Remove workaround in switchlevels.c, so we do actual testing of this.
I also made a few of the magic numbers more understandable by using defines,
I would have liked to do so with the rest too.
I reasoned that the
+ 13
comes from compressBound, and thus includes zlib header size (6 bytes).That seems to be the reason why it was
+13 - 6
in deflateBound, since we do not always want to use the zlib header type there.The remaining 7 bytes I am unsure about, raw deflate block headers? I was unable to find any documentation saying more than 2-3 bytes for that though, so I left that as a 7.
Also not sure why the
((sourceLen + 13 + 7) >> 3)
is used for deflate_quick, it kind of looks like those additions should have been outside of the bitshifting, but without any comments those are just magic numbers. They also fail to add enough when the buffer size is 1 byte for example, thus the reason for adding the+1
.With these changes, the buffer size ends up being a lot bigger, but several of the changes we have made have affected the worst case compressed size. Deflate_quick is a big one for example, possibly we could investigate why level 1 becomes bigger than level 0 for random data, but I suspect it has to do with skipping extra checks for raw speed.

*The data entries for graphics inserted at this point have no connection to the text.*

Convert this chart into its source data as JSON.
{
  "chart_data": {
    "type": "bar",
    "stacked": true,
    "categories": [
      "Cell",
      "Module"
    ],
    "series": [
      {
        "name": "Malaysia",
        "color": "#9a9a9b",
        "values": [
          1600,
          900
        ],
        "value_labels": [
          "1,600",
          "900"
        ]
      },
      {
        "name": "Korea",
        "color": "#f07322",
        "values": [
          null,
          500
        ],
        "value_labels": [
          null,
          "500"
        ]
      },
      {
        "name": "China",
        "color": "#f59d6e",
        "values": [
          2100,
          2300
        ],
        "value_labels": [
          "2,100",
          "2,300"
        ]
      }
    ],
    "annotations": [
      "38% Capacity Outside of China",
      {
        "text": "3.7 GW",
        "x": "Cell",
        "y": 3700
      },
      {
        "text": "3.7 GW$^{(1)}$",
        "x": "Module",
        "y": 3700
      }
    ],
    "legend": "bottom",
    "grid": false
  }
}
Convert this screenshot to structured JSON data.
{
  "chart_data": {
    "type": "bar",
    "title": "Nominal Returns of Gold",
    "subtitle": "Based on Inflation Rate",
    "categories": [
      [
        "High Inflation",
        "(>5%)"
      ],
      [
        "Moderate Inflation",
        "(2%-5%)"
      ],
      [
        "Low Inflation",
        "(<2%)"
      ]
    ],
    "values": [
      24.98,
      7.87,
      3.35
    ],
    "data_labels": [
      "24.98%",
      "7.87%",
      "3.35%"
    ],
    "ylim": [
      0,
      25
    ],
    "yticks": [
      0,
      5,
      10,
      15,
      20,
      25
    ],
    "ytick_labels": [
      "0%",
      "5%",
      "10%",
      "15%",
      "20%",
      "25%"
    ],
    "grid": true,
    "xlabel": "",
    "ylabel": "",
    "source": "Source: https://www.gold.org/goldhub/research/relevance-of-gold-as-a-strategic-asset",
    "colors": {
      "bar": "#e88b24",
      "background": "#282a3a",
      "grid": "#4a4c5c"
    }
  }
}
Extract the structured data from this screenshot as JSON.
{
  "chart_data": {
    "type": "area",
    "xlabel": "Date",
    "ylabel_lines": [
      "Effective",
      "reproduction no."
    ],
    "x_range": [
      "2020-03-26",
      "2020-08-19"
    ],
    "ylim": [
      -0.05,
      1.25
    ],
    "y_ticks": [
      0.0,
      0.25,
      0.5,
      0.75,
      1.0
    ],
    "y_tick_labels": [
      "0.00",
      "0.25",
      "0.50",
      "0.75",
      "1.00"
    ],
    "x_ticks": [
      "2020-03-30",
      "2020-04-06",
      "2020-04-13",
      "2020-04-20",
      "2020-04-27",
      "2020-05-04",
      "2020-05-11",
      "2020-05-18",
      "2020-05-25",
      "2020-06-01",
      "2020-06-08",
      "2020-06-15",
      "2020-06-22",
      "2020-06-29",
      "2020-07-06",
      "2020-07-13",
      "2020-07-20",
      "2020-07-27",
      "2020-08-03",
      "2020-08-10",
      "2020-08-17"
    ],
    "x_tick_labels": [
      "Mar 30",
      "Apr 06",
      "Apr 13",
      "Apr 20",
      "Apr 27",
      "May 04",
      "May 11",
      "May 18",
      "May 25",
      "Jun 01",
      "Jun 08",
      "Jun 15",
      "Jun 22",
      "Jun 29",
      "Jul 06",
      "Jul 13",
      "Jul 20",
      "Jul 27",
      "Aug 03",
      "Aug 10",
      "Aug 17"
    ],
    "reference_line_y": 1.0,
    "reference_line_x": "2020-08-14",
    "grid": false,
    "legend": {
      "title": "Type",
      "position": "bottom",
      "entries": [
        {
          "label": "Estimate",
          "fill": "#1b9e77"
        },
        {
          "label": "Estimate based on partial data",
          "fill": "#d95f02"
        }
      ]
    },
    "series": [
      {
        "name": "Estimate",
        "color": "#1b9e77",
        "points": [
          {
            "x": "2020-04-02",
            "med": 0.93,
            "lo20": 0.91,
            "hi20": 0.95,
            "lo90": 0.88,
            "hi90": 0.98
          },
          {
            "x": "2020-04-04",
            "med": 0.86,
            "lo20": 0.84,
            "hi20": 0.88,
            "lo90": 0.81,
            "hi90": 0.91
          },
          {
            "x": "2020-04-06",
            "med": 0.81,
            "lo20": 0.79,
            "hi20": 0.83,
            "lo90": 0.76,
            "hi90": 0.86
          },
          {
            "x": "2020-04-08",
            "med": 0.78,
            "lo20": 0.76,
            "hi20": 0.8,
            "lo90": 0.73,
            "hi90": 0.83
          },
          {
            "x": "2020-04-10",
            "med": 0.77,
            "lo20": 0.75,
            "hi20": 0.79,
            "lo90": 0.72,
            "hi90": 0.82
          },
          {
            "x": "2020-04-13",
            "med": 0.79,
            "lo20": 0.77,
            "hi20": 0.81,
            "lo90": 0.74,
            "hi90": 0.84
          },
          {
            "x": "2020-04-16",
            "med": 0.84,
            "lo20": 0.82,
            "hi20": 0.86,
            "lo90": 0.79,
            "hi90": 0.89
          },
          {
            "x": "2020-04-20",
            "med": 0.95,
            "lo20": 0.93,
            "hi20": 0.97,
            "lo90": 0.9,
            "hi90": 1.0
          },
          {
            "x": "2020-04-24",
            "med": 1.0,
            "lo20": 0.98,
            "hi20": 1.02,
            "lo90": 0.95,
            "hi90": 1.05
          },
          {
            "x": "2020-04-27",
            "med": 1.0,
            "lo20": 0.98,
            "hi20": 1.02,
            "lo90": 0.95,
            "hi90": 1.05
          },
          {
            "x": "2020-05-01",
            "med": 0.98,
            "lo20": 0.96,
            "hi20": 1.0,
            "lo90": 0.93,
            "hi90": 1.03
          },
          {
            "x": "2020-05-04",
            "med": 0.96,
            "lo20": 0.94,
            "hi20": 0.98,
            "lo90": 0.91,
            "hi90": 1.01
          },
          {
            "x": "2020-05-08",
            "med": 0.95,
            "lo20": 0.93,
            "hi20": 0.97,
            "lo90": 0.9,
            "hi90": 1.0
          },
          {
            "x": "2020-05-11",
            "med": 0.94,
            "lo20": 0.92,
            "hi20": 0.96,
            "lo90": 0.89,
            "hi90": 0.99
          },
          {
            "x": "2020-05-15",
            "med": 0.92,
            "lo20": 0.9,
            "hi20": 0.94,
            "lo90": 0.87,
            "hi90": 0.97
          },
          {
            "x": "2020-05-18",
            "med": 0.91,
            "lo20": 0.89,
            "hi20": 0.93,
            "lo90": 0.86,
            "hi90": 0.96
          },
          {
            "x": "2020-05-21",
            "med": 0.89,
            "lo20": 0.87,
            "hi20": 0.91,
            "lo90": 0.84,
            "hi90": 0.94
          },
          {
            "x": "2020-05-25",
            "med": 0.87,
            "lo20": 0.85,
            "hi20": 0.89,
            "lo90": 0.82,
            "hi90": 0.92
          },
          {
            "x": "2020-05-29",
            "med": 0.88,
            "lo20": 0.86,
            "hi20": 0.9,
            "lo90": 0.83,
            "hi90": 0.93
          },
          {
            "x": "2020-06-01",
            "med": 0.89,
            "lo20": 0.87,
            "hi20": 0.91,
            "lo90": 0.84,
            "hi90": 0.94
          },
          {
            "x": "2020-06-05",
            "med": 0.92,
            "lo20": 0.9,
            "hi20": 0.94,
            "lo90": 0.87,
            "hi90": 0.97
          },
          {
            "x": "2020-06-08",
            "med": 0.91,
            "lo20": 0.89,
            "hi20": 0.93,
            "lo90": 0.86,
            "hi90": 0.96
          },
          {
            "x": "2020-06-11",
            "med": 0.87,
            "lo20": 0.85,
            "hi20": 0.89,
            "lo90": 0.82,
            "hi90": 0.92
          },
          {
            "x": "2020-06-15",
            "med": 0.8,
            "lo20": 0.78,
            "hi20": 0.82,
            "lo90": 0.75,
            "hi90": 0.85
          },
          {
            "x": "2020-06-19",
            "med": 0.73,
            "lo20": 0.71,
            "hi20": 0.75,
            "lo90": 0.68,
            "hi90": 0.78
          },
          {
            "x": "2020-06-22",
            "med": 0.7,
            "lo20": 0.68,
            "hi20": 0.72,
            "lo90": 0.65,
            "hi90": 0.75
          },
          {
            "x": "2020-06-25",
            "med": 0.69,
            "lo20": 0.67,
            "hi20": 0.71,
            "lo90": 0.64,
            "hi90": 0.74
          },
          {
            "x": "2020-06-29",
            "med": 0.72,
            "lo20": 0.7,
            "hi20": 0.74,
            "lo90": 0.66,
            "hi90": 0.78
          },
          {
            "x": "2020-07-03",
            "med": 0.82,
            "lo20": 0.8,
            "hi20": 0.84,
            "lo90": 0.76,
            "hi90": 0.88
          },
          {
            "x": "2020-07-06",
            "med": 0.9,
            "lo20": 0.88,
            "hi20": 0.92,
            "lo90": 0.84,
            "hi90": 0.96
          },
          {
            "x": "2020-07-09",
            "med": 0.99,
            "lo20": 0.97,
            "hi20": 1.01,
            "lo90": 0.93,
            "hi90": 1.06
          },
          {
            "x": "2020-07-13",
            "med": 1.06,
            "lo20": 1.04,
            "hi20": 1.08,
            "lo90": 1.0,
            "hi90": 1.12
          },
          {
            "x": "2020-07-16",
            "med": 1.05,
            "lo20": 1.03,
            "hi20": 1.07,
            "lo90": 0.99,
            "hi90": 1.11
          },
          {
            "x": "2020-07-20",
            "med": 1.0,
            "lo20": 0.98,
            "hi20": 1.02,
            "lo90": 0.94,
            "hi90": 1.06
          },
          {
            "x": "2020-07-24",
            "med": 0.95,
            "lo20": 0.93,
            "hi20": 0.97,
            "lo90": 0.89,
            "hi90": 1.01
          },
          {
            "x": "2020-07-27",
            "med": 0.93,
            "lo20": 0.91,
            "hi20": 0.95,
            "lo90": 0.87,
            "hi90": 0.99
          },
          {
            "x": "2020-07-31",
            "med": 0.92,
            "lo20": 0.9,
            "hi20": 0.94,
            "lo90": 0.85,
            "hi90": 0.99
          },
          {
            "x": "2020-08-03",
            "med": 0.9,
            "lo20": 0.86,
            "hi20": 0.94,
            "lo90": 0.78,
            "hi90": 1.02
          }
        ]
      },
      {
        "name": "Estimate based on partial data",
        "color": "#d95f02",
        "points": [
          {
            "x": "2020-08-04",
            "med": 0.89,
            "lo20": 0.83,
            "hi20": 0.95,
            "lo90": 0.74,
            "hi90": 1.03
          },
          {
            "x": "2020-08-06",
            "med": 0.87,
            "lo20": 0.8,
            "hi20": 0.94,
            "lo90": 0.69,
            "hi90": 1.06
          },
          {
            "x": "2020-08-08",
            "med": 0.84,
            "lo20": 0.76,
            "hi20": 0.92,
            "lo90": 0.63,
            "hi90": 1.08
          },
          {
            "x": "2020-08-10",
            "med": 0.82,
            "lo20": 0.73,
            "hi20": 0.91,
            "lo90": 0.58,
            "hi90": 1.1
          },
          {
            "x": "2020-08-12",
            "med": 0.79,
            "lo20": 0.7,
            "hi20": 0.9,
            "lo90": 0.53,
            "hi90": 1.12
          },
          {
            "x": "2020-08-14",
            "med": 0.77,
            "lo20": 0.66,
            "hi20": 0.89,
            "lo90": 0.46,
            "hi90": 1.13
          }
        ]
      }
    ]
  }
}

Also since hash_bits is now a define and not set depending on wsize, the check on hash_bits no longer checks wsize, and thus we need to be more pessimistic. (unless we add window_bits to the state struct so we can verify that is actually 15)
I also considered using the DFLTCC calculation, but that thing is calculating around 2x the size of the input buffer. Is that a mistake, or does the hardware compression worst case actually become that big? @iii-i
Resolves the problem reported in #1039